While I was exploring this further I noticed something interesting about calling the way I've been callingrel.manual
locally.
This line seems to cause the rendering error on my machine.
python -m prodigy rel.manual sm-ref-rel blank:it their-example.jsonl --label PARENT,SIBLING,SAME_AS --span-label J-REF,L-REF
But this one does not.
python -m prodigy rel.manual sm-ref-rel blank:it their-example.jsonl --label FOO --span-label BAR
The difference is in the label names. This led me to dive a bit deeper into your json file.
Before, my assumption was that this issue was related to the tokenizer, but now I see that you have some spans corresponding with the large token in your GIF. Note that these spans carry the J-REF
or the L-REF
label.
Here are the spans that I found:
"spans": [
{
"start": 1718,
"end": 1764,
"text": "Sez. U n. 12 del 31/5/2000, Jakani, Rv. 216260",
"source": "./models/les_model_ref_tmp_3/model-best",
"input_hash": 1945267493,
"token_start": 275,
"token_end": 287,
"label": "J-REF"
},
{
"start": 1766,
"end": 1819,
"token_start": 289,
"token_end": 301,
"label": "J-REF"
},
{
"start": 1906,
"end": 1914,
"text": "art. 616",
"source": "./models/les_model_ref_tmp_3/model-best",
"input_hash": 1945267493,
"token_start": 319,
"token_end": 320,
"label": "L-REF"
},
{
"start": 1915,
"end": 1921,
"text": "c.p.p.",
"source": "./models/les_model_ref_tmp_3/model-best",
"input_hash": 1945267493,
"token_start": 321,
"token_end": 322,
"label": "L-REF"
}
],
This would explain why you see some of the tokens "clump" together.
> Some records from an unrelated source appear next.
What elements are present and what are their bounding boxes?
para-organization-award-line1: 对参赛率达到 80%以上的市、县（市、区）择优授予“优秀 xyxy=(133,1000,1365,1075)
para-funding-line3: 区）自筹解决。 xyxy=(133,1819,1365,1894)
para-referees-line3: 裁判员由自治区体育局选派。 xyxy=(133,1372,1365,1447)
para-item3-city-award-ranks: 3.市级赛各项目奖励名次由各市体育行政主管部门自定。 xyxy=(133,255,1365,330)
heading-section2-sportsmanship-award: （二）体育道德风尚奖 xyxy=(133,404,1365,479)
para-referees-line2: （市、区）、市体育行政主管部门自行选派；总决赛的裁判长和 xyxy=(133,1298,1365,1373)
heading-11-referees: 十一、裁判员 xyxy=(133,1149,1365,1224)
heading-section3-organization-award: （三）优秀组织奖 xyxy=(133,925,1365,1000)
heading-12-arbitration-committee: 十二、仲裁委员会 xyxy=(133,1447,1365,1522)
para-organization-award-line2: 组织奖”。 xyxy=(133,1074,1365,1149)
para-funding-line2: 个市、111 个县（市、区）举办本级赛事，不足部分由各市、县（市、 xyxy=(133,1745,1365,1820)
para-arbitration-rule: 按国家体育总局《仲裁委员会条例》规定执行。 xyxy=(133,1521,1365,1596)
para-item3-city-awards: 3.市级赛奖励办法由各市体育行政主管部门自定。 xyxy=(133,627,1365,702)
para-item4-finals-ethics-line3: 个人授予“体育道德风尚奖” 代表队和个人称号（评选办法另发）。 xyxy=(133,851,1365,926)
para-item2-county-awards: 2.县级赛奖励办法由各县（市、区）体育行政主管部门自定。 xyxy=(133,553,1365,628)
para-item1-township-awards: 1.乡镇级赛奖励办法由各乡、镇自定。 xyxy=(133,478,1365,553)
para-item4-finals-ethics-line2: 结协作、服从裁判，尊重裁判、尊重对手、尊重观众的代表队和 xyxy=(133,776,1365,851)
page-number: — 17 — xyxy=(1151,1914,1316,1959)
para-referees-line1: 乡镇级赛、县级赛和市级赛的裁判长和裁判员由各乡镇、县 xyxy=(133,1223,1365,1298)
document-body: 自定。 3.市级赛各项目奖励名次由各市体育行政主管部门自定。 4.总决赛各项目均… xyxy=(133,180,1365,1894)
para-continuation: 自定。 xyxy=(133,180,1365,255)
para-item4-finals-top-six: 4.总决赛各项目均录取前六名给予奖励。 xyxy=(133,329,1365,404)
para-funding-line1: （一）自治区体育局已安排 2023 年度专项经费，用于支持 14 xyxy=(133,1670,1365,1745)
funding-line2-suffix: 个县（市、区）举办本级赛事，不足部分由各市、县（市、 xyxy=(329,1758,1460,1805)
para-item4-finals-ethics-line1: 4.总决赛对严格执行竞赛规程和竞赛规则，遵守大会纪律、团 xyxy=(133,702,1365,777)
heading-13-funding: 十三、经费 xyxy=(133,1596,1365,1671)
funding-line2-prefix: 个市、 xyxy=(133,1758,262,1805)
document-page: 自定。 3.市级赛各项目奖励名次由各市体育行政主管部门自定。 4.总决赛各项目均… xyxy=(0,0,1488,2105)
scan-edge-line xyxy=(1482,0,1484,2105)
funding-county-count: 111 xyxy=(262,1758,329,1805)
It does not explain why you see a difference between macOS and Ubuntu. So that's certainly still worth investigating further.
A temporary solution for you might be to run the command without referring to the spans
currently in your json
file. Via something like;
python -m prodigy rel.manual sm-ref-rel blank:it their-example.jsonl --label PARENT,SIBLING,SAME_AS --span-label FOOBAR
I want to admit that this feels a bit like a "hack". Effectively, we'd be pretending like there's a span with the label FOOBAR
such that Prodigy ignores all the other spans in the dictionary.
A better solution for the long term, possibly, would be to filter out the spans beforehand for this labelling task. This would, however, require some manual work via the db-out
command. This feels like a better solution in the long term, but I may be missing some context on the bigger picture to know for sure.
Could you confirm if the issue persists when you run the command with the --span-label FOOBAR
setting? I'd love to confirm if the spans in the json
file are the culprit of the behavior.